Single by 1910 Fruitgum Company

from the album Indian Giver
- B-side: "Pow Wow"
- Released: January 1969
- Genre: Bubblegum
- Length: 2:30
- Label: Buddah
- Songwriters: Bobby Bloom; Ritchie Cordell; Bo Gentry;

1910 Fruitgum Company singles chronology
| "Goody Goody Gumdrops" (1968) | "Indian Giver" (1969) | "Special Delivery" (1969) |

= Indian Giver (song) =

"Indian Giver" is a song written by Bobby Bloom, Ritchie Cordell, and Bo Gentry. It was first recorded by 1910 Fruitgum Company for their 1969 album, Indian Giver.

==Chart performance==
The song went to #5 on The Billboard Hot 100 in 1969 and was on the charts for 13 weeks. The song also went to #1 in Canada and in South Africa, and #4 in Australia.
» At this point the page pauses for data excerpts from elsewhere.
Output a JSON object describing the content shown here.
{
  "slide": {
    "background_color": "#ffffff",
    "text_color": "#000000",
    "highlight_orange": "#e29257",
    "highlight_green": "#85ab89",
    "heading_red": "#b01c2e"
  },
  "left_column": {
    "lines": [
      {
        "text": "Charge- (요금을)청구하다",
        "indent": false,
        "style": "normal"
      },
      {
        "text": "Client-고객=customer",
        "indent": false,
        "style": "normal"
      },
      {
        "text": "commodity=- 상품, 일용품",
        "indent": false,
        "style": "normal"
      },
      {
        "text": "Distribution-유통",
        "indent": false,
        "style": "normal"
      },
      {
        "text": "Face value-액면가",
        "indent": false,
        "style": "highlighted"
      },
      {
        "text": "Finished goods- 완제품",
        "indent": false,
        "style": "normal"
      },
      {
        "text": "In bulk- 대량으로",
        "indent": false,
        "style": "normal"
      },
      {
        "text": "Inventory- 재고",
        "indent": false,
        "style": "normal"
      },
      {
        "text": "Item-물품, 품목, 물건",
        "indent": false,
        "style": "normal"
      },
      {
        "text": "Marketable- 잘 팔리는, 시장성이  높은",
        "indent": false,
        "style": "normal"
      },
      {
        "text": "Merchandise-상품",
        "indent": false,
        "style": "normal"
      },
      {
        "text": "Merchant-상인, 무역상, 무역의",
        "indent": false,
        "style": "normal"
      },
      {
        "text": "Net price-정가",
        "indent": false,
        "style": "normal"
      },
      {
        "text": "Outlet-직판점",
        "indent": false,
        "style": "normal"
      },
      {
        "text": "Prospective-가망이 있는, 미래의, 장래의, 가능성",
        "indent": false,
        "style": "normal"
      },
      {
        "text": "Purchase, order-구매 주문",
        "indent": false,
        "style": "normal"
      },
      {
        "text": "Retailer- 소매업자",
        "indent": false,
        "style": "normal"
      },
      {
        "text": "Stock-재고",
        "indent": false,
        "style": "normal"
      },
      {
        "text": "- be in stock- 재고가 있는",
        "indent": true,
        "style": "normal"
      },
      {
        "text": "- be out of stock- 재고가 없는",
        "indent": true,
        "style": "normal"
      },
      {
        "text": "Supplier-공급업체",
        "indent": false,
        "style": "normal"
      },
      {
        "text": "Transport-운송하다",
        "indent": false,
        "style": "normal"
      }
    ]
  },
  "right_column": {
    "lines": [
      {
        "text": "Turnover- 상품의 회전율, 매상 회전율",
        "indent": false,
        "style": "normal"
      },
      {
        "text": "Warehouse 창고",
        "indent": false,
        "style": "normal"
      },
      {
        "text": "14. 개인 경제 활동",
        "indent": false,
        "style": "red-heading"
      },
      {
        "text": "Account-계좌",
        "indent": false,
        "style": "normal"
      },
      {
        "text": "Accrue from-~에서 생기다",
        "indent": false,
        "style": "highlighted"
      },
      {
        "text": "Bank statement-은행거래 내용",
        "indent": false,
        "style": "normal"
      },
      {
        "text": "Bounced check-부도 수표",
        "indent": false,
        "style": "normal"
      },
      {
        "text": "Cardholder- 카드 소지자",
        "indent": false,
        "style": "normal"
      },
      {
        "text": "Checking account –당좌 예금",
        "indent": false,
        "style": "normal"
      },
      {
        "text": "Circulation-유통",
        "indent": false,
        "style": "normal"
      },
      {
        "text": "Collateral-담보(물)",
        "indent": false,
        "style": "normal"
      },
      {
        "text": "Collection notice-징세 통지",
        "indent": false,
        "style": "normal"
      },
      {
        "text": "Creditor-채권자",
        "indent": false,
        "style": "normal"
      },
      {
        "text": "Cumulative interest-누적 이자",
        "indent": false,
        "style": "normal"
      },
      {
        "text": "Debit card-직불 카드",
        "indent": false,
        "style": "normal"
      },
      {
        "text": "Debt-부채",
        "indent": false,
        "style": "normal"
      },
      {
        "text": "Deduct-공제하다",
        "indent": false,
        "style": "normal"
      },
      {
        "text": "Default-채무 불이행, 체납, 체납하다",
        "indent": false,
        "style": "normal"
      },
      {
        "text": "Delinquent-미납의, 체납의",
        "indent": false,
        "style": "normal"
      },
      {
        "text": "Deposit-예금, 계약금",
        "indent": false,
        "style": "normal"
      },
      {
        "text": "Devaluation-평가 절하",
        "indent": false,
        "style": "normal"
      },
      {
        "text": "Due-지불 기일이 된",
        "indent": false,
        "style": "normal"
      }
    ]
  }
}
It was named the #50 song of 1969 on the Cashbox charts.
The song was certified as a gold disc in March 1969.

==Certifications==

Certifications for "Indian Giver"
| Region | Certification | Certified units/sales |
| United States (RIAA) | Gold | 1,000,000^{^} |
^{^} Shipments figures based on certification alone.

==B-side==
Also released as a single, its B-side, officially titled "Pow Wow", was actually a song called "Bring Back Howdy Doody", deliberately pressed backwards as a way of deterring radio stations from playing it.. "Bring Back Howdy Doody" was later recorded by another Buddah bubblegum music group produced by Jerry Kasenetz and Jeffry Katz called Flying Giraffe.